Shareholder Liability
• If the corporation fails, shareholders
generally cannot lose more than their
investment.
• Shareholders are generally not liable for the
contracts or torts of the corporation.
However the corporate veil may be pierced
under:
-“Alter ego theory” or
- “Undercapitalization theory”
Shareholder Powers
• Shareholder powers include approving all
fundamental changes to the corporation:
– Amending articles of incorporation or
bylaws.
– Approval of mergers or acquisition.
– Sale of all corporate assets or dissolution.
• Shareholders also elect and remove the
board of directors.
Shareholders Meetings
• Shareholders’ meetings must occur at least
annually.
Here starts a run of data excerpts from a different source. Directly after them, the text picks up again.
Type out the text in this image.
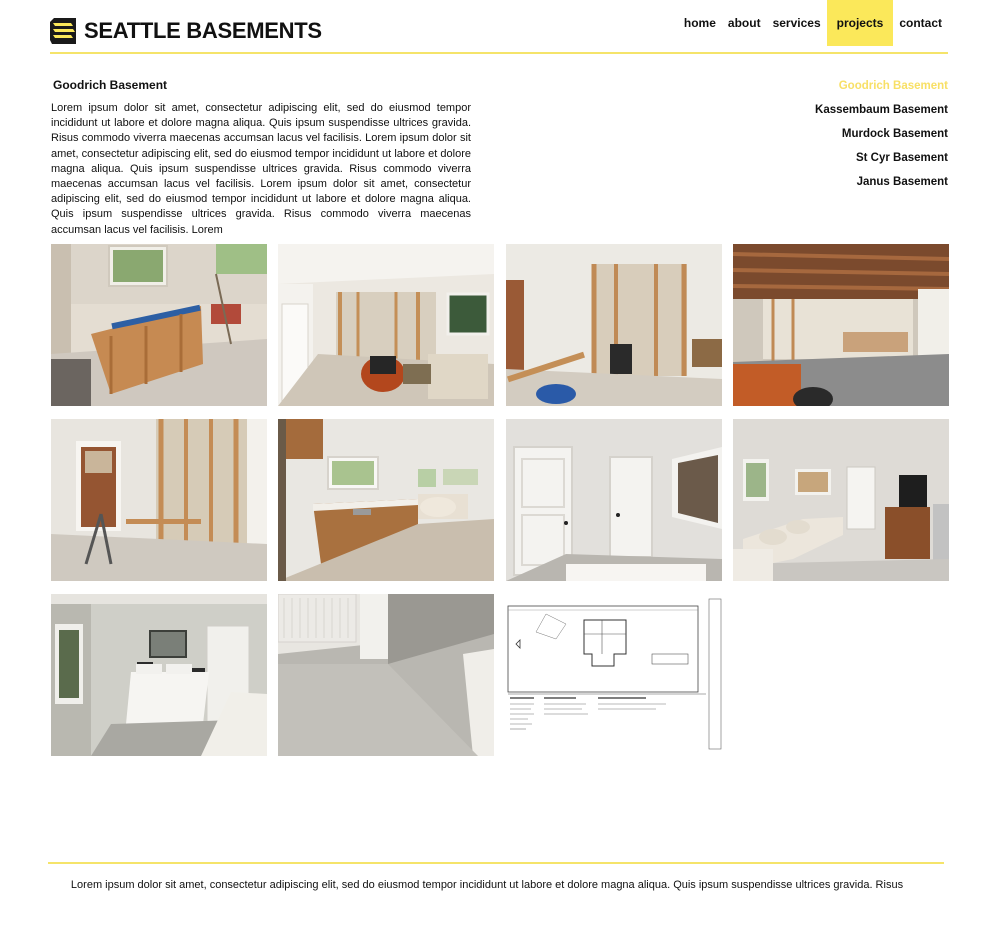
SEATTLE BASEMENTS	home	about	services	projects	contact
Goodrich Basement

Lorem ipsum dolor sit amet, consectetur adipiscing elit, sed do eiusmod tempor incididunt ut labore et dolore magna aliqua. Quis ipsum suspendisse ultrices gravida. Risus commodo viverra maecenas accumsan lacus vel facilisis. Lorem ipsum dolor sit amet, consectetur adipiscing elit, sed do eiusmod tempor incididunt ut labore et dolore magna aliqua. Quis ipsum suspendisse ultrices gravida. Risus commodo viverra maecenas accumsan lacus vel facilisis. Lorem ipsum dolor sit amet, consectetur adipiscing elit, sed do eiusmod tempor incididunt ut labore et dolore magna aliqua. Quis ipsum suspendisse ultrices gravida. Risus commodo viverra maecenas accumsan lacus vel facilisis. Lorem

Goodrich Basement
Kassembaum Basement
Murdock Basement
St Cyr Basement
Janus Basement
Lorem ipsum dolor sit amet, consectetur adipiscing elit, sed do eiusmod tempor incididunt ut labore et dolore magna aliqua. Quis ipsum suspendisse ultrices gravida. Risus
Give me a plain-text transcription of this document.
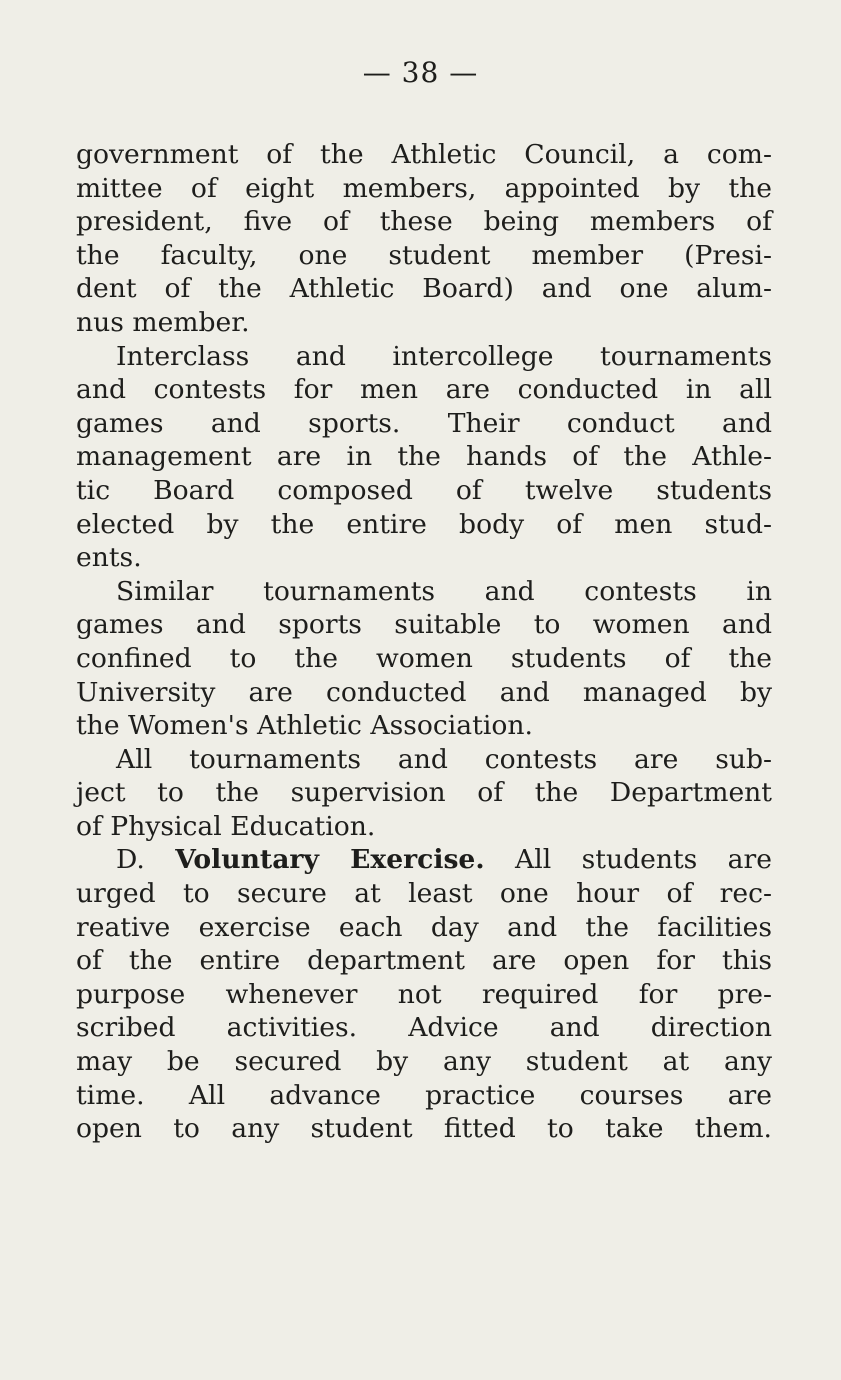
— 38 —
government of the Athletic Council, a com-
mittee of eight members, appointed by the
president, five of these being members of
the faculty, one student member (Presi-
dent of the Athletic Board) and one alum-
nus member.
Interclass and intercollege tournaments
and contests for men are conducted in all
games and sports. Their conduct and
management are in the hands of the Athle-
tic Board composed of twelve students
elected by the entire body of men stud-
ents.
Similar tournaments and contests in
games and sports suitable to women and
confined to the women students of the
University are conducted and managed by
the Women's Athletic Association.
All tournaments and contests are sub-
ject to the supervision of the Department
of Physical Education.
D. Voluntary Exercise. All students are
urged to secure at least one hour of rec-
reative exercise each day and the facilities
of the entire department are open for this
purpose whenever not required for pre-
scribed activities. Advice and direction
may be secured by any student at any
time. All advance practice courses are
open to any student fitted to take them.
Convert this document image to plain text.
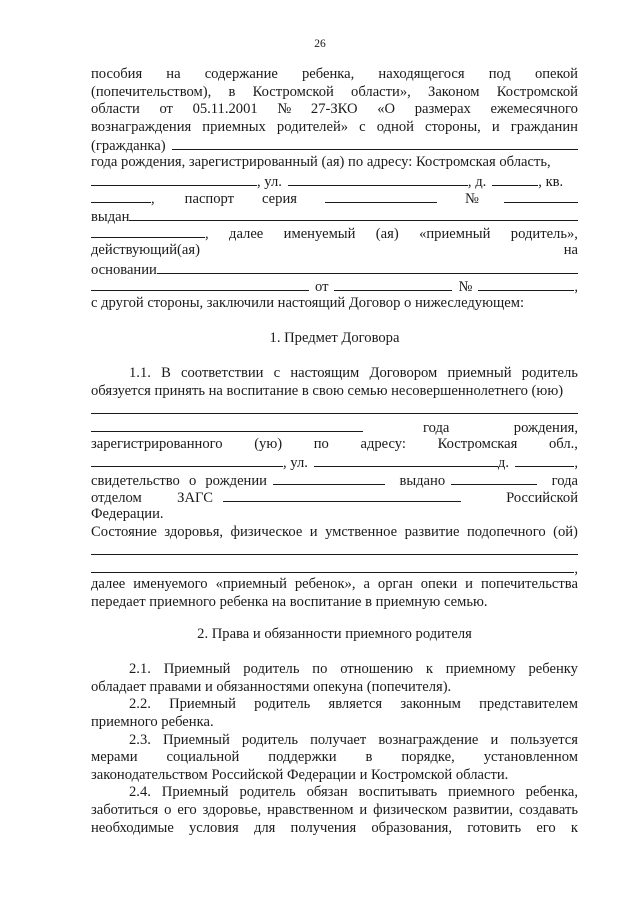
26
пособия на содержание ребенка, находящегося под опекой
(попечительством), в Костромской области», Законом Костромской
области от 05.11.2001 № 27-ЗКО «О размерах ежемесячного
вознаграждения приемных родителей» с одной стороны, и гражданин
(гражданка)
года рождения, зарегистрированный (ая) по адресу: Костромская область,
, ул.	, д.	, кв.
, паспорт серия	№
выдан
, далее именуемый (ая) «приемный родитель»,
действующий(ая)	на
основании
от	№	,
с другой стороны, заключили настоящий Договор о нижеследующем:
1. Предмет Договора
1.1. В соответствии с настоящим Договором приемный родитель
обязуется принять на воспитание в свою семью несовершеннолетнего (юю)
года	рождения,
зарегистрированного (ую) по адресу: Костромская обл.,
, ул.	д.	,
свидетельство о рождении	выдано	года
отделом ЗАГС	Российской
Федерации.
Состояние здоровья, физическое и умственное развитие подопечного (ой)
,
далее именуемого «приемный ребенок», а орган опеки и попечительства
передает приемного ребенка на воспитание в приемную семью.
2. Права и обязанности приемного родителя
2.1. Приемный родитель по отношению к приемному ребенку
обладает правами и обязанностями опекуна (попечителя).
2.2. Приемный родитель является законным представителем
приемного ребенка.
2.3. Приемный родитель получает вознаграждение и пользуется
мерами социальной поддержки в порядке, установленном
законодательством Российской Федерации и Костромской области.
2.4. Приемный родитель обязан воспитывать приемного ребенка,
заботиться о его здоровье, нравственном и физическом развитии, создавать
необходимые условия для получения образования, готовить его к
Voting requirements and procedures are:
– Quorum of shareholders owning more than
50% of shares must be present to conduct
business;
– Shareholders may appoint a proxy.
• Common shareholder entitled to one vote per
share (bylaws may prescribe ways to help
minority shareholders elect Directors).
Shareholders Meetings
• For special shareholder meetings:
– Notice and time of meetings must be sent
in writing to each shareholder within a
reasonable time ahead of the meeting.
– Notice must state reason for meeting and
only deal with this matter.
Shareholders Rights
•
•
•
•
•
Conduct Shareholders Meetings
Vote in Person or by Proxy
Vote by Number of Shares Owned
Inspection of Books & Records
Right to Transfer Shares (unless restricted by
agreement)
• Right to buy newly issued stock (Preemptive
Rights)
• Dividends and Rights on Dissolution
Preemptive Rights
• Common law concept which is a preference
to existing shareholders to purchase a prorated share of newly-issued stock within a
certain period of time.
• Provided for in the articles of incorporation.
• Significant in a close corporation to prevent
dilution and loss of control.
Dividends
• Distribution of corporate profits or income.
• Only as ordered by the Board (Shareholder
approval is not needed).
• Can be stock, cash, property, stock of other
corporations.
Failure by Directors to Declare
Dividend
• When directors fail to declare a dividend,
shareholders can sue.
• Directors do not have to declare if they have
a rational basis for withholding a dividend
(a bona fide purpose).
• Often, profits are retained for expansion,
research or upgrades.
Mergers and Consolidations
• Merger - combination of two or more
corporations with one corporation surviving
• A+B=A
• Successor assumes all liabilities and
obligations of prior corporations
Mergers and Consolidations
• Consolidation - combination of two or more
corporations with new corporation created
• A+B=C
• Successor assumes all liabilities and
obligations of prior corporations
Purchase of Assets or Stock
• Purchase of Assets - one corporation buys
assets of another corporation
• No assumption of liabilities by purchaser
(unless really a continuation of previous
company or a fraud to avoid liability)
• Selling corporation continues to exist
Purchase of Assets or Stock
• Purchase of Stock - one corporation or party
buys stock of another corporation (tender
offer)
• Control of all assets goes with stock
• Liabilities remain in corporation
• Corporation may be held as subsidiary or
merged into acquiring corporation
Termination
• Termination of a corporation consists of two
phases:
– Dissolution (voluntary or involuntary legal
“death” of the corporation); and
– Liquidation (assets converted to cash and
distributed to creditors and shareholders).